Q153 Mr Chaytor: Minister, would
you accept that this may well be part of a major problem for government
and the country because, in terms of influencing the perceptions
of business, for example the Stern Report was very powerful in
winning the economic argument, but in terms of influencing the
perception of 20 million motorists or 15 million tabloid newspaper
readers, then there has been a complete absence of success? This
is a problem for government and you and the Treasury are part
of this. The question is: should the Treasury not be more proactive
in triggering a national debate, not only about climate change
but also about the evidence of peak oil?
Angela Eagle: There may well be
people in the Treasury who think an expansion of our already broad
remit would be a desirable thing. I am certainly happy to take
it away and think about it. We do a lot of this kind of work in
the conferences we have, in the reports that we produce, and you
have mentioned the Stern Report as one example of that. But I
am not sure it is the role of the Treasury alone to analyse this
and have a debate with the 15 million readers of tabloid newspapers.

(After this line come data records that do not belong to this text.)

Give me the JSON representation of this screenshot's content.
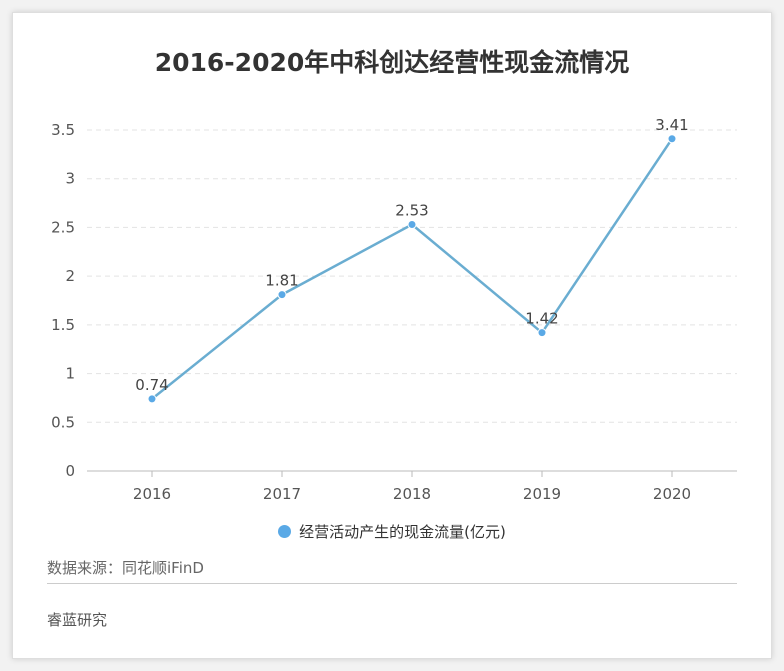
{
  "chart_data": {
    "type": "line",
    "title": "2016-2020年中科创达经营性现金流情况",
    "categories": [
      "2016",
      "2017",
      "2018",
      "2019",
      "2020"
    ],
    "series": [
      {
        "name": "经营活动产生的现金流量(亿元)",
        "values": [
          0.74,
          1.81,
          2.53,
          1.42,
          3.41
        ]
      }
    ],
    "yticks": [
      "0",
      "0.5",
      "1",
      "1.5",
      "2",
      "2.5",
      "3",
      "3.5"
    ],
    "ylim": [
      0,
      3.5
    ],
    "grid": true,
    "legend": "bottom",
    "colors": {
      "line": "#6aadd1",
      "marker": "#5aa9e6"
    }
  },
  "source": "数据来源：同花顺iFinD",
  "footer": "睿蓝研究"
}
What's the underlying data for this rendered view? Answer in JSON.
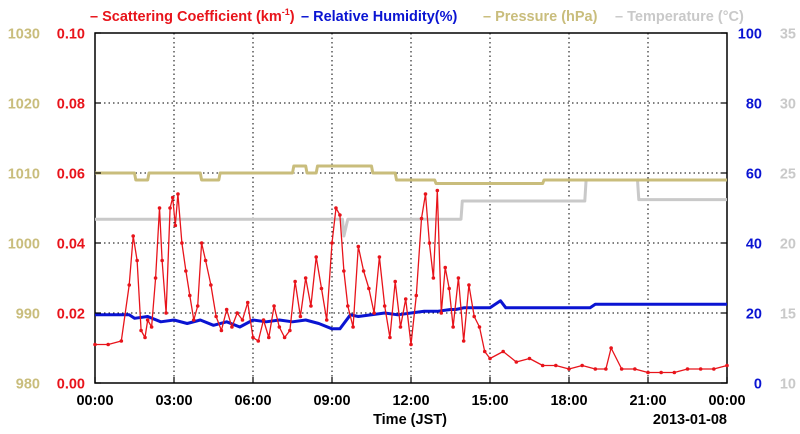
{
  "chart_data": {
    "type": "line",
    "date_label": "2013-01-08",
    "xlabel": "Time (JST)",
    "x_ticks": [
      "00:00",
      "03:00",
      "06:00",
      "09:00",
      "12:00",
      "15:00",
      "18:00",
      "21:00",
      "00:00"
    ],
    "x_range_hours": [
      0,
      24
    ],
    "grid": true,
    "legend_position": "top",
    "axes": {
      "scattering": {
        "range": [
          0.0,
          0.1
        ],
        "ticks": [
          "0.00",
          "0.02",
          "0.04",
          "0.06",
          "0.08",
          "0.10"
        ],
        "color": "#e8141b",
        "side": "left-inner"
      },
      "pressure": {
        "range": [
          980,
          1030
        ],
        "ticks": [
          "980",
          "990",
          "1000",
          "1010",
          "1020",
          "1030"
        ],
        "color": "#c9bd7c",
        "side": "left-outer"
      },
      "humidity": {
        "range": [
          0,
          100
        ],
        "ticks": [
          "0",
          "20",
          "40",
          "60",
          "80",
          "100"
        ],
        "color": "#0a14d2",
        "side": "right-inner"
      },
      "temperature": {
        "range": [
          10,
          35
        ],
        "ticks": [
          "10",
          "15",
          "20",
          "25",
          "30",
          "35"
        ],
        "color": "#c9c9c9",
        "side": "right-outer"
      }
    },
    "legend": [
      {
        "label_main": "Scattering Coefficient (km",
        "label_sup": "-1",
        "label_tail": ")",
        "color": "#e8141b"
      },
      {
        "label_main": "Relative Humidity(%)",
        "color": "#0a14d2"
      },
      {
        "label_main": "Pressure (hPa)",
        "color": "#c9bd7c"
      },
      {
        "label_main": "Temperature (°C)",
        "color": "#c9c9c9"
      }
    ],
    "series": [
      {
        "name": "Scattering Coefficient (km-1)",
        "axis": "scattering",
        "marker": "point",
        "x": [
          0,
          0.5,
          1.0,
          1.3,
          1.45,
          1.6,
          1.75,
          1.9,
          2.0,
          2.15,
          2.3,
          2.45,
          2.55,
          2.7,
          2.85,
          2.95,
          3.05,
          3.15,
          3.3,
          3.45,
          3.6,
          3.75,
          3.9,
          4.05,
          4.2,
          4.4,
          4.6,
          4.8,
          5.0,
          5.2,
          5.4,
          5.6,
          5.8,
          6.0,
          6.2,
          6.4,
          6.6,
          6.8,
          7.0,
          7.2,
          7.4,
          7.6,
          7.8,
          8.0,
          8.2,
          8.4,
          8.6,
          8.8,
          9.0,
          9.15,
          9.3,
          9.45,
          9.6,
          9.8,
          10.0,
          10.2,
          10.4,
          10.6,
          10.8,
          11.0,
          11.2,
          11.4,
          11.6,
          11.8,
          12.0,
          12.2,
          12.4,
          12.55,
          12.7,
          12.85,
          13.0,
          13.15,
          13.3,
          13.45,
          13.6,
          13.8,
          14.0,
          14.2,
          14.4,
          14.6,
          14.8,
          15.0,
          15.5,
          16.0,
          16.5,
          17.0,
          17.5,
          18.0,
          18.5,
          19.0,
          19.4,
          19.6,
          20.0,
          20.5,
          21.0,
          21.5,
          22.0,
          22.5,
          23.0,
          23.5,
          24.0
        ],
        "values": [
          0.011,
          0.011,
          0.012,
          0.028,
          0.042,
          0.035,
          0.015,
          0.013,
          0.018,
          0.016,
          0.03,
          0.05,
          0.035,
          0.02,
          0.05,
          0.053,
          0.045,
          0.054,
          0.04,
          0.032,
          0.025,
          0.018,
          0.022,
          0.04,
          0.035,
          0.028,
          0.019,
          0.015,
          0.021,
          0.016,
          0.02,
          0.018,
          0.023,
          0.013,
          0.012,
          0.018,
          0.013,
          0.022,
          0.016,
          0.013,
          0.015,
          0.029,
          0.019,
          0.03,
          0.022,
          0.036,
          0.027,
          0.018,
          0.04,
          0.05,
          0.048,
          0.032,
          0.022,
          0.016,
          0.039,
          0.032,
          0.027,
          0.02,
          0.036,
          0.022,
          0.013,
          0.029,
          0.016,
          0.024,
          0.011,
          0.025,
          0.047,
          0.054,
          0.04,
          0.03,
          0.055,
          0.02,
          0.033,
          0.027,
          0.016,
          0.03,
          0.012,
          0.028,
          0.019,
          0.016,
          0.009,
          0.007,
          0.009,
          0.006,
          0.007,
          0.005,
          0.005,
          0.004,
          0.005,
          0.004,
          0.004,
          0.01,
          0.004,
          0.004,
          0.003,
          0.003,
          0.003,
          0.004,
          0.004,
          0.004,
          0.005
        ]
      },
      {
        "name": "Relative Humidity(%)",
        "axis": "humidity",
        "marker": "none",
        "x": [
          0,
          1.3,
          1.5,
          2.0,
          2.5,
          3.0,
          3.5,
          4.0,
          4.5,
          5.0,
          5.5,
          6.0,
          6.5,
          7.0,
          7.5,
          8.0,
          8.5,
          9.0,
          9.3,
          9.7,
          10.0,
          10.5,
          11.0,
          11.5,
          12.0,
          12.5,
          13.0,
          13.5,
          13.7,
          14.0,
          15.0,
          15.4,
          15.6,
          15.8,
          16.0,
          17.0,
          18.0,
          18.8,
          19.0,
          20.0,
          21.0,
          22.0,
          23.0,
          24.0
        ],
        "values": [
          19.5,
          19.5,
          18.5,
          19.0,
          17.5,
          18.0,
          17.0,
          18.0,
          16.5,
          17.5,
          16.0,
          18.0,
          17.5,
          18.0,
          17.5,
          18.0,
          17.0,
          15.5,
          15.5,
          19.5,
          19.0,
          19.5,
          20.0,
          19.5,
          20.0,
          20.5,
          20.5,
          21.0,
          21.0,
          21.5,
          21.5,
          23.5,
          21.5,
          21.5,
          21.5,
          21.5,
          21.5,
          21.5,
          22.5,
          22.5,
          22.5,
          22.5,
          22.5,
          22.5
        ]
      },
      {
        "name": "Pressure (hPa)",
        "axis": "pressure",
        "marker": "none",
        "x": [
          0,
          1.5,
          1.55,
          2.0,
          2.05,
          4.0,
          4.05,
          4.7,
          4.75,
          7.5,
          7.55,
          8.0,
          8.05,
          8.4,
          8.45,
          10.5,
          10.55,
          11.4,
          11.45,
          12.9,
          12.95,
          17.0,
          17.05,
          24.0
        ],
        "values": [
          1010.0,
          1010.0,
          1009.0,
          1009.0,
          1010.0,
          1010.0,
          1009.0,
          1009.0,
          1010.0,
          1010.0,
          1011.0,
          1011.0,
          1010.0,
          1010.0,
          1011.0,
          1011.0,
          1010.0,
          1010.0,
          1009.0,
          1009.0,
          1008.5,
          1008.5,
          1009.0,
          1009.0
        ]
      },
      {
        "name": "Temperature (°C)",
        "axis": "temperature",
        "marker": "none",
        "x": [
          0,
          9.4,
          9.45,
          9.6,
          9.65,
          13.9,
          13.95,
          18.6,
          18.65,
          20.6,
          20.65,
          24.0
        ],
        "values": [
          21.7,
          21.7,
          20.5,
          21.7,
          21.7,
          21.7,
          23.0,
          23.0,
          24.5,
          24.5,
          23.1,
          23.1
        ]
      }
    ]
  }
}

That is something that the whole of our political structure needs
to do. I am not sure it is particularly a Treasury core function.
Q154 Mr Chaytor: Would you accept
that if it is the responsibility of the whole of the political
structure, then their efforts so far have been a complete failure?

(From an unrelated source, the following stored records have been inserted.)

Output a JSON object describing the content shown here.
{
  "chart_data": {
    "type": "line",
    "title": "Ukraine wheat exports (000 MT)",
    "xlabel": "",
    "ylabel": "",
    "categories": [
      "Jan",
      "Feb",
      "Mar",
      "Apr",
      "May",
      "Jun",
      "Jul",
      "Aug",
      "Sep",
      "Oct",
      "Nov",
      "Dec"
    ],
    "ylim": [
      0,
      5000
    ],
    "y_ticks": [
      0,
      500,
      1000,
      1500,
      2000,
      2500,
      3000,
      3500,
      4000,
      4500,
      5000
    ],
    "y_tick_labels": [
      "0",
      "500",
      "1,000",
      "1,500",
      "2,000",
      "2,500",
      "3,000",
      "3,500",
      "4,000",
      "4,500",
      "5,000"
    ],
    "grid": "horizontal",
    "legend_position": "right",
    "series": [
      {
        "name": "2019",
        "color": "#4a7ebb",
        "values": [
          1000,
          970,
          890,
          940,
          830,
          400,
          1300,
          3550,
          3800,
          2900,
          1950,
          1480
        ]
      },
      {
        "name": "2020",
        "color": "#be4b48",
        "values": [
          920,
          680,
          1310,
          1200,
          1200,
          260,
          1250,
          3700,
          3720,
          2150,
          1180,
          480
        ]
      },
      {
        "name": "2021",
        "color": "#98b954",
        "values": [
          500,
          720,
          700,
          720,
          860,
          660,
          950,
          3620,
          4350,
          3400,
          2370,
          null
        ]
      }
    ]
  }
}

Angela Eagle: I think that we
have to have a far more grown up, sensible discourse in our political
structures about some of the major structural challenges that
we will face in the future than perhaps we have managed in the
past. I like to think that rather dry technical economic treatises
like the Stern Report inform that but the way that it then gets
out and diffused into the debates that we have in wider society
is not only a matter for the Treasury; it is a matter for the
whole of our civil society.
Q155 Mark Lazarowicz: I have one
very specific question. Some groups have suggested that the financial
support given by the Treasury to banks, particularly in terms
of taking equity holdings, should be linked in some way to encouraging
a sustainable approach by those banks to the way they provide
support for business members, encouraging a more sustainable business
rather than a carbon-intensive business. What is your view on
that suggestion?
Angela Eagle: We took the action
we did first of all to stabilise the banks to prevent them from
collapsing. We have taken subsequent action to try to unfreeze
the credit markets and ensure that credit flows to business that
needs it. I think it would have been quite difficult to say, "But
we only want credit to flow to businesses that we approve of"
in that sense. We know that part of the results of the work we
have done in trying to unfreeze credit will be to support those
businesses, but I am not sure that we could have got ourselves
into a circumstance where we were somehow saying to banks, "But
you cannot lend to those that are not green enough".
Q156 Mark Lazarowicz: I do not think
we are saying that you should give that kind of specific direction
but can you not, for example, say to the people who are UK FI
appointed to look at a bank's board that one of your objectives
should be to try to ensure as far as possible a green approach
to the investment policies of a bank? Is that not quite sensible,
given the long-term trends in the economy?
Angela Eagle: Once we have got
ourselves into a position where we have stabilised the banks and
got lending working again, we will be in a position to look to
see during our stewardship of these institutions whether there
are any other parameters that we might wish to put before them.
I think at the moment the important thing is that we end up with
a financial system where credit is flowing again, and that is
the overriding aim of the work we have done. I am not saying absolutely
not in the future but at the moment we have to be able to ensure
that credit begins to flow again to all business so that we can
try to deal with and mitigate some of the effects on the real
economy that have been caused by the global credit crunch.
Chairman: Thank you very much indeed,
Minister. We have covered a reasonable amount of ground this morning
and we are very grateful to you for coming.